I didn’t know what that meant, but Ramos spoke. “Je ne parle pas français.”
“Ah,” he said. “Is that your car?”
“Yes. And someone took a shot at us, too. We need you to call Gabriel Dumont. Tell him who we are and what happened. This is Shelby Nichols, and I’m her bodyguard, he’ll understand.”
“Inspecteur Dumont?” he asked. Ramos nodded, and the policeman called to another officer. “One moment, please.” He left us to talk to the other officers and then pulled out a phone. He spoke for a few minutes, then put the phone into his pocket and came back. “Please come with me. We will take you to the Inspecteur.”
“I need my stuff,” I told him, pointing at my luggage and Blake’s binder. Ramos glanced at me, thinking that there probably wasn’t much left inside that I could salvage after getting shot and blown up. But, what the hell, it made for a nice souvenir. My husband would take one look at that and never let me out of the house again. “You’re probably right,” I agreed. “I’ll have to ditch it, but not before I see what’s salvageable.”
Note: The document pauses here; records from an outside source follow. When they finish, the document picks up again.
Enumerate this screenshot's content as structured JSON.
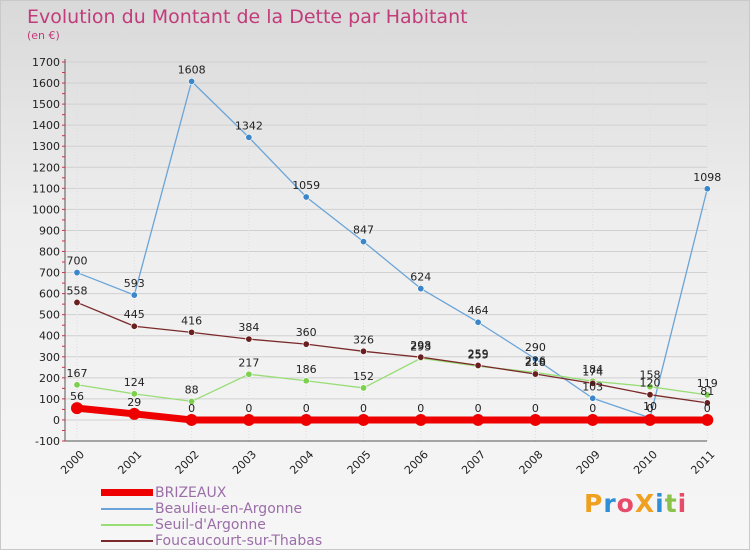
{
  "header": {
    "title": "Evolution du Montant de la Dette par Habitant",
    "unit": "(en €)"
  },
  "logo": {
    "text": "ProXiti",
    "colors": [
      "#f0a020",
      "#2f8fd6",
      "#e84b6a",
      "#f0a020",
      "#2f8fd6",
      "#8bc34a",
      "#e84b6a"
    ]
  },
  "chart_data": {
    "type": "line",
    "ylim": [
      -100,
      1700
    ],
    "yticks": [
      -100,
      0,
      100,
      200,
      300,
      400,
      500,
      600,
      700,
      800,
      900,
      1000,
      1100,
      1200,
      1300,
      1400,
      1500,
      1600,
      1700
    ],
    "categories": [
      "2000",
      "2001",
      "2002",
      "2003",
      "2004",
      "2005",
      "2006",
      "2007",
      "2008",
      "2009",
      "2010",
      "2011"
    ],
    "legend_position": "bottom-left",
    "series": [
      {
        "name": "BRIZEAUX",
        "color": "#ee0000",
        "width": 7,
        "values": [
          56,
          29,
          0,
          0,
          0,
          0,
          0,
          0,
          0,
          0,
          0,
          0
        ],
        "labels": [
          "56",
          "29",
          "0",
          "0",
          "0",
          "0",
          "0",
          "0",
          "0",
          "0",
          "0",
          "0"
        ]
      },
      {
        "name": "Beaulieu-en-Argonne",
        "color": "#6aa4d8",
        "width": 1.3,
        "values": [
          700,
          593,
          1608,
          1342,
          1059,
          847,
          624,
          464,
          290,
          103,
          10,
          1098
        ],
        "labels": [
          "700",
          "593",
          "1608",
          "1342",
          "1059",
          "847",
          "624",
          "464",
          "290",
          "103",
          "10",
          "1098"
        ]
      },
      {
        "name": "Seuil-d'Argonne",
        "color": "#99dd77",
        "width": 1.3,
        "values": [
          167,
          124,
          88,
          217,
          186,
          152,
          293,
          255,
          226,
          184,
          158,
          119
        ],
        "labels": [
          "167",
          "124",
          "88",
          "217",
          "186",
          "152",
          "293",
          "255",
          "226",
          "184",
          "158",
          "119"
        ]
      },
      {
        "name": "Foucaucourt-sur-Thabas",
        "color": "#7a2a2a",
        "width": 1.3,
        "values": [
          558,
          445,
          416,
          384,
          360,
          326,
          298,
          259,
          218,
          174,
          120,
          81
        ],
        "labels": [
          "558",
          "445",
          "416",
          "384",
          "360",
          "326",
          "298",
          "259",
          "218",
          "174",
          "120",
          "81"
        ]
      }
    ]
  }
}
Ramos grinned and grabbed my luggage, while the policeman stooped over to pick up the binder. He handed it to me. “This way,” he said, and ushered us to the police car. He opened the trunk for my luggage, and the back door for us.
After we crawled in, he left to talk to another officer, and I burrowed into Ramos’ chest. His arms came around me and held me tight. After a moment, my shivering stopped, and I could finally breathe normally again. “I guess we shouldn’t have come back here.”